Like pretty much everything that Paul Thomas Anderson has done over his seven film career, ‘Inherent Vice’ will alienate and enthrall in equal measure. The director doesn’t make easy movies, yet he offers pure pleasure to those viewers on his wavelength. In Thomas Pynchon, he’s found a collaborator who doubles down on that potential audience split. This is a very faithful adaptation of a tricky author whose novels are filled with weird little digressions that could hold the key to the entire work or could merely be fascinating side-streets. That’s how Anderson also likes to construct his movies, and he makes no apologies or concessions.

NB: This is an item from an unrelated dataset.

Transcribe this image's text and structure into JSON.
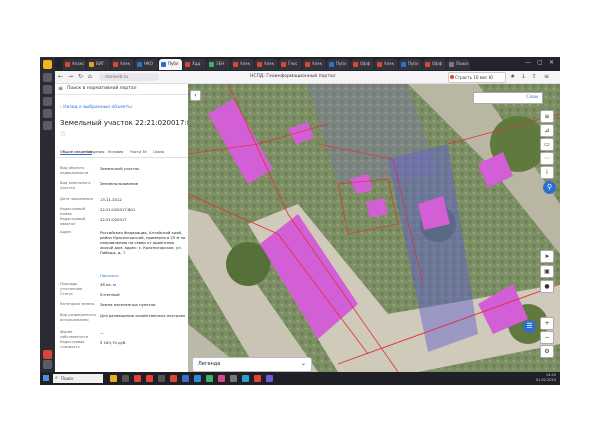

Despite those warnings and all the inevitable difficulties, I won’t hesitate for one second in naming ‘Inherent Vice’ one of the best movies of 2014 (if not the, best full stop). Contrasted against his last two historical epics about the distinctly American poisons of Capitalism and religion, ‘Inherent Vice’ is a comparatively minor Paul Thomas Anderson effort. Thankfully, even minor Anderson is better than the work of almost any other American filmmaker.